Pour que ce projet réussisse, il faut avant tout surmonter la résistance au changement exprimée par certains riverains de la ligne. Pour y arriver, il est fondamental de favoriser le dialogue autour de projets locaux à même de susciter le consensus, au moyen d’outils d’échange et de concertation avec tous les acteurs concernés.

Ce projet, que nous nommons « un transport (tramway, métro) dans un jardin », l’Association pour la Sauvegarde de la Petite Ceinture de Paris et de son réseau Ferré (ASPCRF), le défend depuis 1993.
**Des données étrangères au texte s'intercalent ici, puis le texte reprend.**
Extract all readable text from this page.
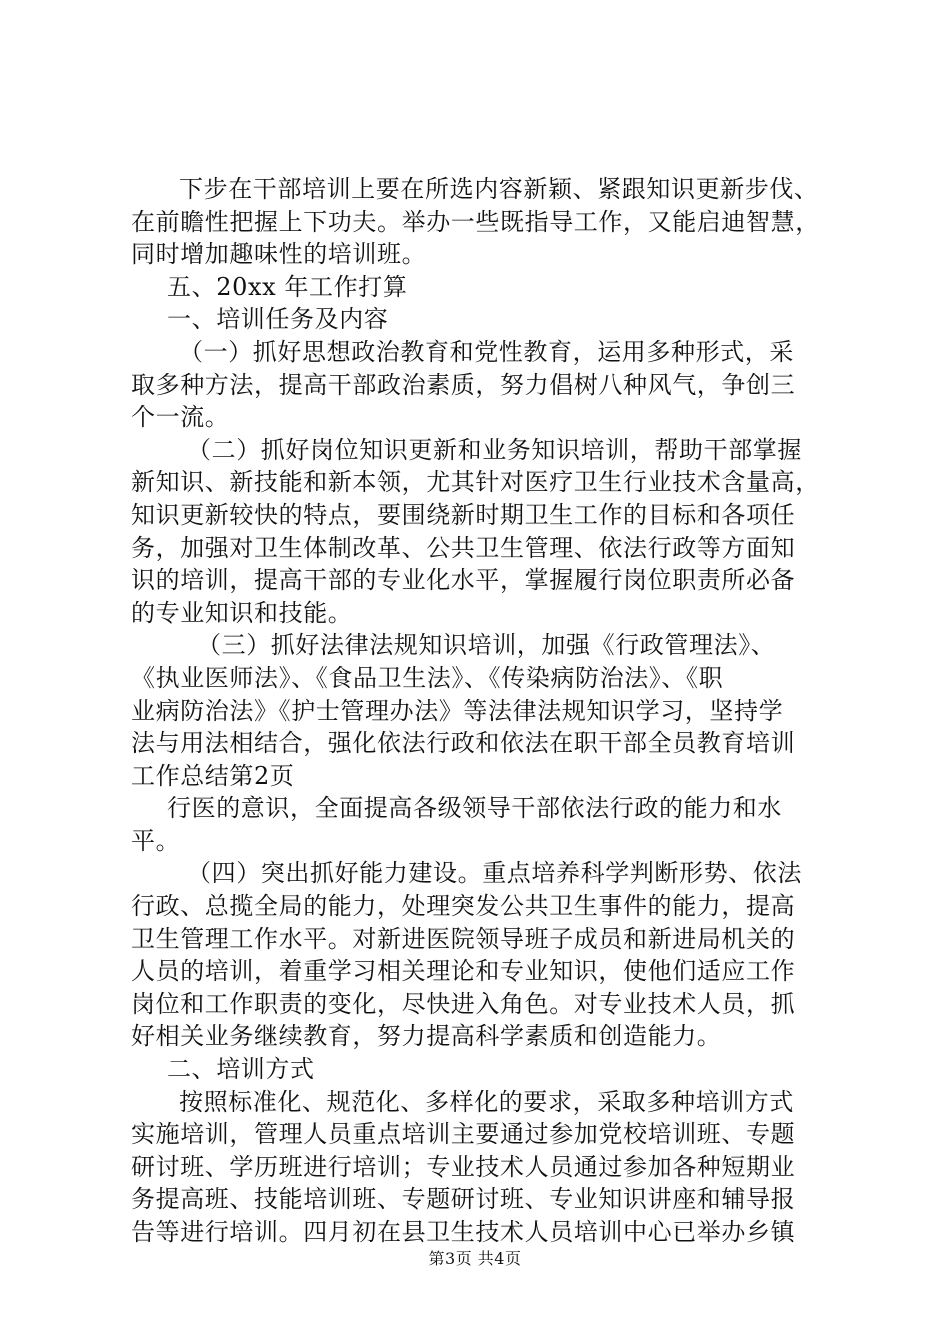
下步在干部培训上要在所选内容新颖、紧跟知识更新步伐、

在前瞻性把握上下功夫。举办一些既指导工作，又能启迪智慧，

同时增加趣味性的培训班。

五、20xx 年工作打算

一、培训任务及内容

（一）抓好思想政治教育和党性教育，运用多种形式，采

取多种方法，提高干部政治素质，努力倡树八种风气，争创三

个一流。

（二）抓好岗位知识更新和业务知识培训，帮助干部掌握

新知识、新技能和新本领，尤其针对医疗卫生行业技术含量高，

知识更新较快的特点，要围绕新时期卫生工作的目标和各项任

务，加强对卫生体制改革、公共卫生管理、依法行政等方面知

识的培训，提高干部的专业化水平，掌握履行岗位职责所必备

的专业知识和技能。

（三）抓好法律法规知识培训，加强《行政管理法》、

《执业医师法》、《食品卫生法》、《传染病防治法》、《职

业病防治法》《护士管理办法》等法律法规知识学习，坚持学

法与用法相结合，强化依法行政和依法在职干部全员教育培训

工作总结第2页

行医的意识，全面提高各级领导干部依法行政的能力和水

平。

（四）突出抓好能力建设。重点培养科学判断形势、依法

行政、总揽全局的能力，处理突发公共卫生事件的能力，提高

卫生管理工作水平。对新进医院领导班子成员和新进局机关的

人员的培训，着重学习相关理论和专业知识，使他们适应工作

岗位和工作职责的变化，尽快进入角色。对专业技术人员，抓

好相关业务继续教育，努力提高科学素质和创造能力。

二、培训方式

按照标准化、规范化、多样化的要求，采取多种培训方式

实施培训，管理人员重点培训主要通过参加党校培训班、专题

研讨班、学历班进行培训；专业技术人员通过参加各种短期业

务提高班、技能培训班、专题研讨班、专业知识讲座和辅导报

告等进行培训。四月初在县卫生技术人员培训中心已举办乡镇

第3页 共4页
 Sauvegarder la Petite Ceinture ferroviaire pour préserver l’avenir

Malgré tout son potentiel, la Petite Ceinture ferroviaire voit actuellement son avenir menacé par le récent changement de position de RFF (Réseau Ferré de France). RFF défendait jusqu’à présent la préservation de la vocation ferroviaire de la ligne dans son intégralité, mais se déclare aujourd’hui prêt à vendre toute ou partie de la ligne, suite à l’absence de décision politique sur des projets à court ou moyen terme. Si cette position venait à se concrétiser, ce serait toute une infrastructure utile pour le transport qui disparaîtrait de l’horizon des générations futures.

Dans ce contexte, quelle est votre position concernant le devenir de la Petite Ceinture ferroviaire de Paris ? Nous vous proposons d’aborder ce dossier plus en détail lors d’un entretien.

Dans l’attente de votre réponse, nous vous prions d’agréer, Madame, Monsieur, l’expression de nos meilleures salutations.